Naturally, their punishments likely won’t be the same either. If Roe is effectively overturned and the legality of abortion is left up to the states, those most restricted by the Alabama Human Life Protection Act will be those without the means to arrange for abortion elsewhere, which is why many leaders of color — including Planned Parenthood’s new head, Leana Wen — are vociferously arguing that abortion access is not just a feminist issue, but a social justice one, that it’s not just a matter of women having bodily autonomy but of how the application of laws will affect some women’s bodies more than others (which, it’s important to note, applies to so many issues beyond the right to choose).
“Black women know that whenever you criminalize abortion, then it’s black women who are going to be locked up,” says Georgia state rep. Renitta Shannon, who has sponsored legislation to keep $2 million in taxpayer dollars from going to crisis pregnancy centers, which peddle anti-abortion propaganda under the guise of providing medical advice. “Whenever you don’t cover abortions through insurance,” Shannon continues, “it’s young black women who are going to suffer — we’re the majority of the minimum-wage earners. All this stuff is connected.”
But in Mountain Brook, Alabama, as in halls of government, that connection — or one’s own distance from such entanglements — can make it easy to hold others to a standard to which you may not hold yourself because their predicaments seem removed, and therefore more simplistic. This is not to say that abortion opponents do not care about the fate of all fetuses of all economic classes — I think they unconditionally do — but it is to say that when nuance is lost, equality seems to go along with it.

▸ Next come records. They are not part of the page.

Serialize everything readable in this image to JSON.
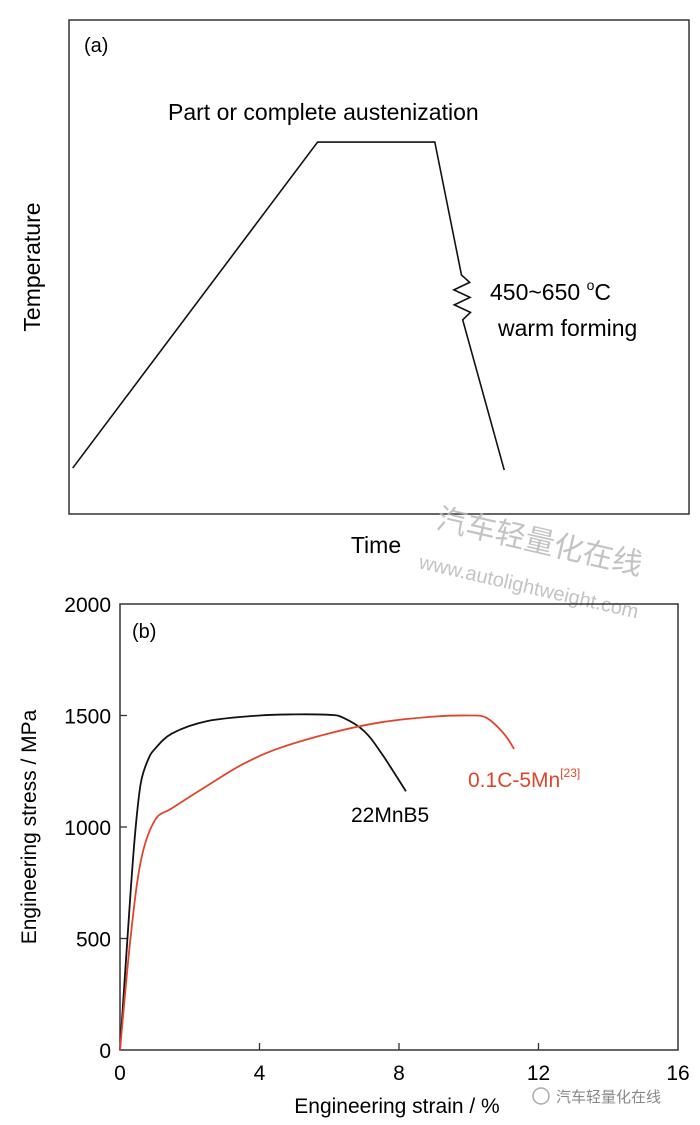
{
  "colors": {
    "axis": "#333333",
    "black_series": "#111111",
    "red_series": "#e0452c",
    "watermark": "#b9b9b9"
  },
  "chart_data": [
    {
      "type": "line",
      "panel_label": "(a)",
      "title": "",
      "xlabel": "Time",
      "ylabel": "Temperature",
      "xlim": [
        0,
        100
      ],
      "ylim": [
        0,
        100
      ],
      "grid": false,
      "note": "schematic, axes without ticks (arbitrary units)",
      "series": [
        {
          "name": "process",
          "x": [
            0.6,
            40.1,
            59,
            63.3,
            63.5,
            70.2
          ],
          "y": [
            9.3,
            75.3,
            75.3,
            48.4,
            39.3,
            8.9
          ]
        }
      ],
      "annotations": {
        "plateau": "Part or complete austenization",
        "temp_range": "450~650 ",
        "degree": "o",
        "unit": "C",
        "forming": "warm forming"
      }
    },
    {
      "type": "line",
      "panel_label": "(b)",
      "title": "",
      "xlabel": "Engineering strain / %",
      "ylabel": "Engineering stress / MPa",
      "xlim": [
        0,
        16
      ],
      "ylim": [
        0,
        2000
      ],
      "xticks": [
        "0",
        "4",
        "8",
        "12",
        "16"
      ],
      "yticks": [
        "0",
        "500",
        "1000",
        "1500",
        "2000"
      ],
      "grid": false,
      "series": [
        {
          "name": "22MnB5",
          "label": "22MnB5",
          "color": "#111111",
          "x": [
            0,
            0.3,
            0.45,
            0.6,
            0.8,
            1.0,
            1.5,
            2.5,
            4.0,
            5.0,
            6.0,
            6.4,
            7.0,
            7.5,
            8.2
          ],
          "y": [
            0,
            700,
            1000,
            1200,
            1300,
            1350,
            1420,
            1475,
            1500,
            1505,
            1503,
            1490,
            1430,
            1330,
            1160
          ]
        },
        {
          "name": "0.1C-5Mn",
          "label": "0.1C-5Mn",
          "ref": "[23]",
          "color": "#e0452c",
          "x": [
            0,
            0.3,
            0.6,
            1.0,
            1.5,
            2.5,
            3.5,
            4.5,
            6.0,
            7.5,
            9.0,
            10.0,
            10.5,
            11.0,
            11.3
          ],
          "y": [
            0,
            500,
            850,
            1030,
            1085,
            1185,
            1280,
            1350,
            1420,
            1470,
            1495,
            1500,
            1490,
            1420,
            1350
          ]
        }
      ]
    }
  ],
  "watermark": {
    "cn": "汽车轻量化在线",
    "url": "www.autolightweight.com",
    "logo_text": "汽车轻量化在线"
  }
}
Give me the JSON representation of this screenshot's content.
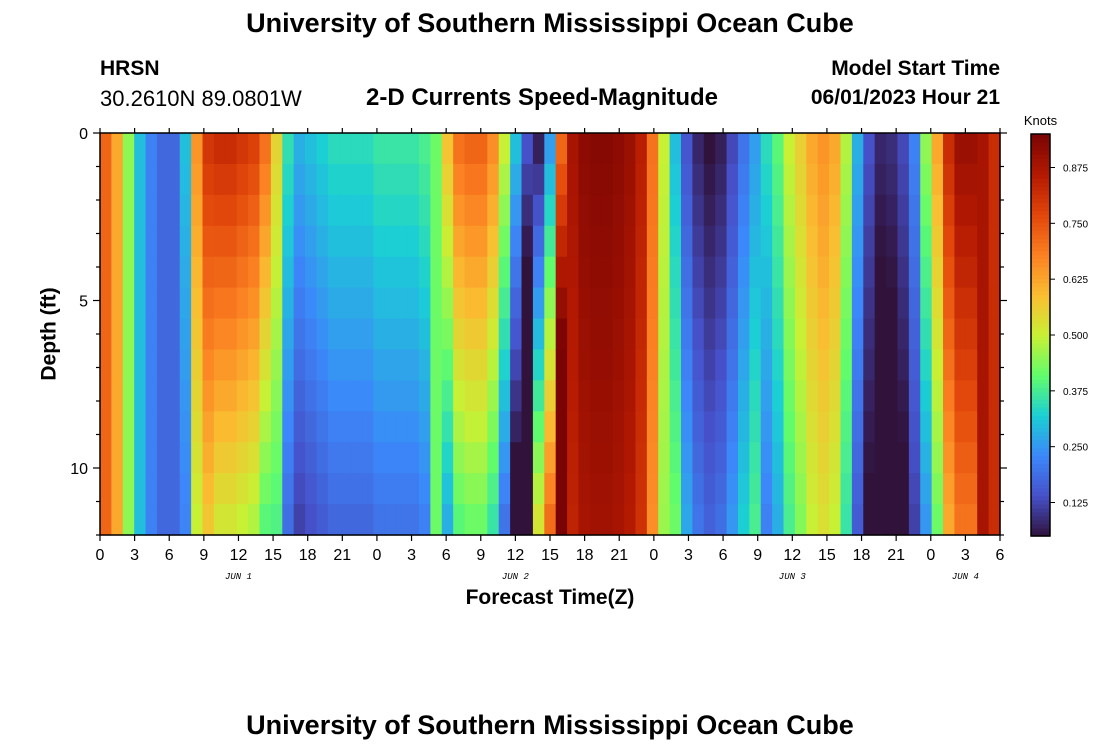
{
  "page": {
    "title": "University of Southern Mississippi Ocean Cube",
    "station": "HRSN",
    "coords": "30.2610N  89.0801W",
    "subtitle": "2-D Currents Speed-Magnitude",
    "model_label": "Model Start Time",
    "model_time": "06/01/2023 Hour 21",
    "footer_title": "University of Southern Mississippi Ocean Cube"
  },
  "chart_data": {
    "type": "heatmap",
    "title": "2-D Currents Speed-Magnitude",
    "xlabel": "Forecast Time(Z)",
    "ylabel": "Depth (ft)",
    "x_tick_labels": [
      "0",
      "3",
      "6",
      "9",
      "12",
      "15",
      "18",
      "21",
      "0",
      "3",
      "6",
      "9",
      "12",
      "15",
      "18",
      "21",
      "0",
      "3",
      "6",
      "9",
      "12",
      "15",
      "18",
      "21",
      "0",
      "3",
      "6"
    ],
    "x_range_hours": [
      0,
      78
    ],
    "x_tick_step_hours": 3,
    "day_labels": [
      {
        "label": "JUN 1",
        "hour": 12
      },
      {
        "label": "JUN 2",
        "hour": 36
      },
      {
        "label": "JUN 3",
        "hour": 60
      },
      {
        "label": "JUN 4",
        "hour": 75
      }
    ],
    "y_ticks": [
      0,
      5,
      10
    ],
    "y_range_ft": [
      0,
      12
    ],
    "colorbar": {
      "label": "Knots",
      "ticks": [
        "0.125",
        "0.250",
        "0.375",
        "0.500",
        "0.625",
        "0.750",
        "0.875"
      ],
      "range": [
        0.05,
        0.95
      ]
    },
    "time_step_hours": 1,
    "depth_levels_ft": [
      0,
      1,
      2,
      3,
      4,
      5,
      6,
      7,
      8,
      9,
      10,
      11,
      12
    ],
    "surface_speed_knots": [
      0.72,
      0.62,
      0.45,
      0.3,
      0.22,
      0.18,
      0.18,
      0.3,
      0.65,
      0.8,
      0.82,
      0.82,
      0.8,
      0.78,
      0.7,
      0.55,
      0.35,
      0.28,
      0.3,
      0.32,
      0.34,
      0.34,
      0.34,
      0.34,
      0.36,
      0.36,
      0.36,
      0.36,
      0.38,
      0.42,
      0.58,
      0.7,
      0.72,
      0.72,
      0.66,
      0.5,
      0.3,
      0.14,
      0.07,
      0.26,
      0.72,
      0.88,
      0.92,
      0.93,
      0.93,
      0.92,
      0.9,
      0.85,
      0.7,
      0.5,
      0.3,
      0.15,
      0.08,
      0.05,
      0.07,
      0.13,
      0.2,
      0.26,
      0.34,
      0.4,
      0.5,
      0.56,
      0.62,
      0.65,
      0.62,
      0.48,
      0.28,
      0.14,
      0.08,
      0.09,
      0.13,
      0.22,
      0.45,
      0.62,
      0.82,
      0.9,
      0.9,
      0.88,
      0.82
    ]
  }
}
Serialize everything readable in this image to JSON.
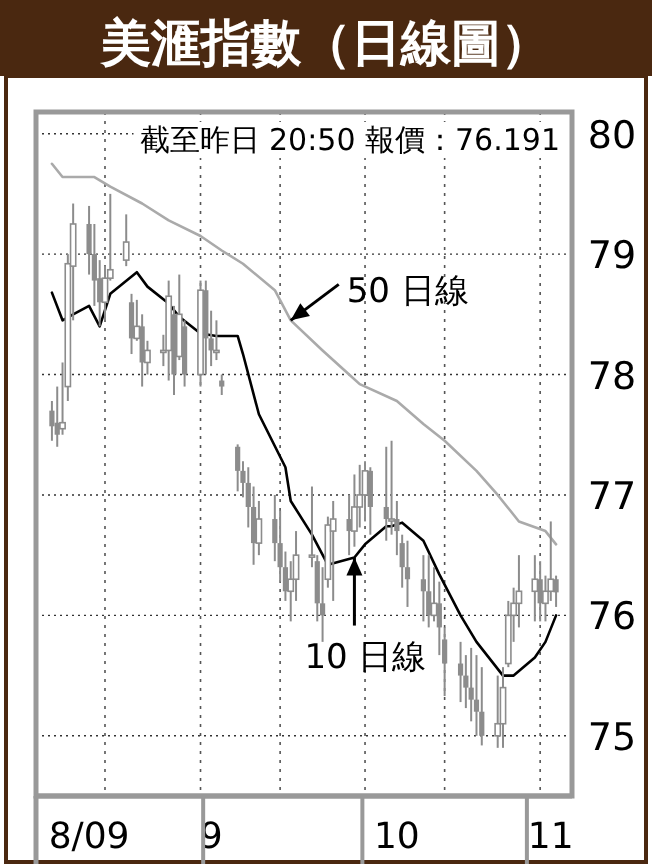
{
  "chart_data": {
    "type": "candlestick",
    "title": "美滙指數（日線圖）",
    "color": "#8c8c8c",
    "x": [
      "--08-03",
      "--08-04",
      "--08-05",
      "--08-06",
      "--08-07",
      "--08-10",
      "--08-11",
      "--08-12",
      "--08-13",
      "--08-14",
      "--08-17",
      "--08-18",
      "--08-19",
      "--08-20",
      "--08-21",
      "--08-24",
      "--08-25",
      "--08-26",
      "--08-27",
      "--08-28",
      "--08-31",
      "--09-01",
      "--09-02",
      "--09-03",
      "--09-04",
      "--09-07",
      "--09-08",
      "--09-09",
      "--09-10",
      "--09-11",
      "--09-14",
      "--09-15",
      "--09-16",
      "--09-17",
      "--09-18",
      "--09-21",
      "--09-22",
      "--09-23",
      "--09-24",
      "--09-25",
      "--09-28",
      "--09-29",
      "--09-30",
      "--10-01",
      "--10-02",
      "--10-05",
      "--10-06",
      "--10-07",
      "--10-08",
      "--10-09",
      "--10-12",
      "--10-13",
      "--10-14",
      "--10-15",
      "--10-16",
      "--10-19",
      "--10-20",
      "--10-21",
      "--10-22",
      "--10-23",
      "--10-26",
      "--10-27",
      "--10-28",
      "--10-29",
      "--10-30",
      "--11-02",
      "--11-03",
      "--11-04",
      "--11-05",
      "--11-06"
    ],
    "ohlc": [
      [
        77.7,
        77.78,
        77.45,
        77.57
      ],
      [
        77.6,
        77.9,
        77.4,
        77.5
      ],
      [
        77.55,
        78.1,
        77.5,
        77.6
      ],
      [
        77.9,
        79.0,
        77.78,
        78.92
      ],
      [
        78.9,
        79.42,
        78.45,
        79.25
      ],
      [
        79.25,
        79.4,
        78.83,
        79.0
      ],
      [
        79.0,
        79.25,
        78.57,
        78.78
      ],
      [
        78.8,
        78.95,
        78.4,
        78.6
      ],
      [
        78.6,
        78.9,
        78.45,
        78.8
      ],
      [
        78.8,
        79.5,
        78.78,
        78.87
      ],
      [
        78.95,
        79.33,
        78.9,
        79.1
      ],
      [
        78.6,
        78.67,
        78.17,
        78.3
      ],
      [
        78.3,
        78.62,
        78.28,
        78.4
      ],
      [
        78.4,
        78.5,
        77.9,
        78.1
      ],
      [
        78.1,
        78.28,
        78.0,
        78.2
      ],
      [
        78.2,
        78.33,
        78.07,
        78.2
      ],
      [
        78.2,
        78.78,
        77.95,
        78.65
      ],
      [
        78.5,
        78.57,
        77.83,
        78.0
      ],
      [
        78.15,
        78.83,
        78.12,
        78.5
      ],
      [
        78.4,
        78.45,
        77.9,
        78.0
      ],
      [
        78.0,
        78.78,
        77.9,
        78.7
      ],
      [
        78.7,
        78.78,
        78.0,
        78.3
      ],
      [
        78.3,
        78.53,
        78.07,
        78.2
      ],
      [
        78.2,
        78.45,
        78.12,
        78.2
      ],
      [
        77.95,
        78.0,
        77.83,
        77.9
      ],
      [
        77.4,
        77.42,
        77.03,
        77.2
      ],
      [
        77.2,
        77.28,
        76.98,
        77.1
      ],
      [
        77.1,
        77.23,
        76.73,
        76.9
      ],
      [
        76.9,
        77.07,
        76.42,
        76.6
      ],
      [
        76.6,
        76.95,
        76.5,
        76.8
      ],
      [
        76.8,
        77.0,
        76.45,
        76.6
      ],
      [
        76.6,
        76.87,
        76.28,
        76.4
      ],
      [
        76.4,
        76.53,
        76.12,
        76.2
      ],
      [
        76.2,
        76.45,
        75.95,
        76.3
      ],
      [
        76.3,
        76.7,
        76.12,
        76.5
      ],
      [
        76.5,
        77.07,
        76.4,
        76.5
      ],
      [
        76.45,
        76.5,
        75.95,
        76.1
      ],
      [
        76.1,
        76.4,
        75.78,
        76.0
      ],
      [
        76.3,
        76.82,
        76.23,
        76.75
      ],
      [
        76.7,
        76.95,
        76.12,
        76.8
      ],
      [
        76.8,
        77.0,
        76.5,
        76.7
      ],
      [
        76.7,
        77.17,
        76.57,
        76.9
      ],
      [
        76.9,
        77.25,
        76.73,
        77.0
      ],
      [
        77.0,
        77.28,
        76.78,
        77.2
      ],
      [
        77.2,
        77.23,
        76.67,
        76.9
      ],
      [
        76.9,
        77.4,
        76.62,
        76.8
      ],
      [
        76.8,
        77.45,
        76.67,
        76.8
      ],
      [
        76.8,
        76.95,
        76.5,
        76.7
      ],
      [
        76.6,
        76.67,
        76.23,
        76.4
      ],
      [
        76.4,
        76.62,
        76.07,
        76.3
      ],
      [
        76.3,
        76.5,
        75.95,
        76.2
      ],
      [
        76.2,
        76.5,
        75.9,
        76.0
      ],
      [
        76.0,
        76.4,
        75.95,
        76.1
      ],
      [
        76.1,
        76.28,
        75.67,
        75.9
      ],
      [
        75.8,
        75.9,
        75.33,
        75.6
      ],
      [
        75.6,
        75.78,
        75.28,
        75.5
      ],
      [
        75.5,
        75.67,
        75.23,
        75.4
      ],
      [
        75.4,
        75.73,
        75.12,
        75.3
      ],
      [
        75.3,
        75.67,
        75.0,
        75.2
      ],
      [
        75.2,
        75.57,
        74.92,
        75.0
      ],
      [
        75.0,
        75.5,
        74.9,
        75.1
      ],
      [
        75.1,
        75.57,
        74.9,
        75.4
      ],
      [
        75.6,
        76.12,
        75.57,
        76.0
      ],
      [
        76.0,
        76.23,
        75.78,
        76.1
      ],
      [
        76.1,
        76.5,
        75.9,
        76.2
      ],
      [
        76.2,
        76.5,
        75.95,
        76.3
      ],
      [
        76.3,
        76.45,
        75.95,
        76.1
      ],
      [
        76.1,
        76.33,
        75.95,
        76.2
      ],
      [
        76.2,
        76.78,
        76.12,
        76.3
      ],
      [
        76.3,
        76.33,
        76.07,
        76.191
      ]
    ],
    "series": [
      {
        "type": "line",
        "color": "#000000",
        "x": [
          "--08-03",
          "--08-05",
          "--08-07",
          "--08-10",
          "--08-12",
          "--08-14",
          "--08-19",
          "--08-21",
          "--08-25",
          "--08-27",
          "--08-31",
          "--09-03",
          "--09-07",
          "--09-08",
          "--09-11",
          "--09-16",
          "--09-17",
          "--09-21",
          "--09-24",
          "--09-29",
          "--10-01",
          "--10-05",
          "--10-06",
          "--10-08",
          "--10-12",
          "--10-15",
          "--10-19",
          "--10-22",
          "--10-27",
          "--10-29",
          "--11-02",
          "--11-04",
          "--11-06"
        ],
        "values": [
          78.68,
          78.45,
          78.5,
          78.57,
          78.4,
          78.67,
          78.85,
          78.73,
          78.59,
          78.48,
          78.34,
          78.32,
          78.32,
          78.17,
          77.67,
          77.23,
          76.95,
          76.67,
          76.42,
          76.48,
          76.59,
          76.74,
          76.74,
          76.77,
          76.62,
          76.34,
          76.0,
          75.78,
          75.5,
          75.5,
          75.65,
          75.78,
          76.0
        ]
      },
      {
        "type": "line",
        "color": "#aaaaaa",
        "x": [
          "--08-03",
          "--08-05",
          "--08-11",
          "--08-14",
          "--08-20",
          "--08-25",
          "--08-31",
          "--09-04",
          "--09-08",
          "--09-14",
          "--09-17",
          "--09-23",
          "--09-28",
          "--09-30",
          "--10-07",
          "--10-12",
          "--10-16",
          "--10-22",
          "--10-26",
          "--10-30",
          "--11-04",
          "--11-06"
        ],
        "values": [
          79.75,
          79.64,
          79.64,
          79.56,
          79.42,
          79.28,
          79.15,
          79.03,
          78.92,
          78.7,
          78.45,
          78.2,
          78.0,
          77.92,
          77.78,
          77.59,
          77.45,
          77.2,
          77.0,
          76.78,
          76.7,
          76.59
        ]
      }
    ],
    "annotations": [
      "截至昨日 20:50 報價：76.191",
      {
        "text": "50 日線",
        "x": "--09-17",
        "y": 78.45
      },
      {
        "text": "10 日線",
        "x": "--09-29",
        "y": 76.48
      }
    ],
    "xlim": [
      "--07-31",
      "--11-09"
    ],
    "xticks": [
      {
        "value": "--08-10",
        "label": "8/09"
      },
      {
        "value": "--09-02",
        "label": "9"
      },
      {
        "value": "--10-07",
        "label": "10"
      },
      {
        "value": "--11-05",
        "label": "11"
      },
      {
        "value": "--08-13",
        "label": null
      },
      {
        "value": "--08-31",
        "label": null
      },
      {
        "value": "--09-15",
        "label": null
      },
      {
        "value": "--10-01",
        "label": null
      },
      {
        "value": "--10-16",
        "label": null
      },
      {
        "value": "--11-03",
        "label": null
      }
    ],
    "ylim": [
      74.5,
      80.18
    ],
    "yticks": [
      75,
      76,
      77,
      78,
      79,
      80
    ],
    "grid": true
  }
}
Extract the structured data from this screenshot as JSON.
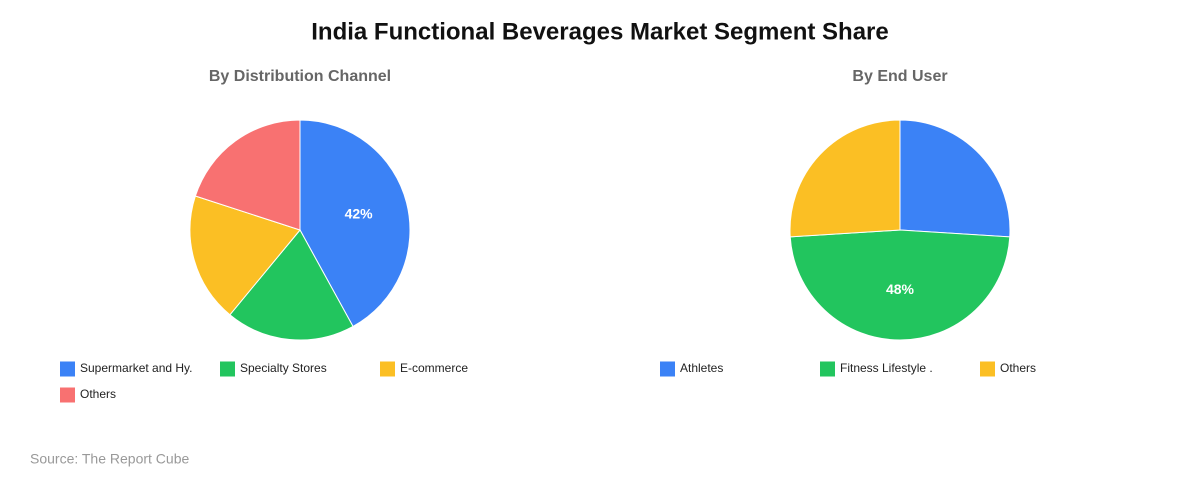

Not long ago, a pregnant woman from Mountain Brook told me about a discussion in which her father said that if any major fetal abnormalities were found, she should abort — and also, that doing so would be murder under no uncertain terms. If you believe that life begins at conception, such calculations are not made callously, and such decisions are not made painlessly. In deep conflict with his beliefs, her father spoke out of love and compassion, out of his subjective belief of what he felt would be best for his child and for her unborn one. If Alabama has its way, such love and compassion — trusting people to decide what’s best for them in full knowledge of their circumstances — would not be extended broadly. Such love and compassion would be secreted away, hoarded by the most privileged of Alabama’s citizens —those who have the means to escape its borders. It’s enough to break your paper heart.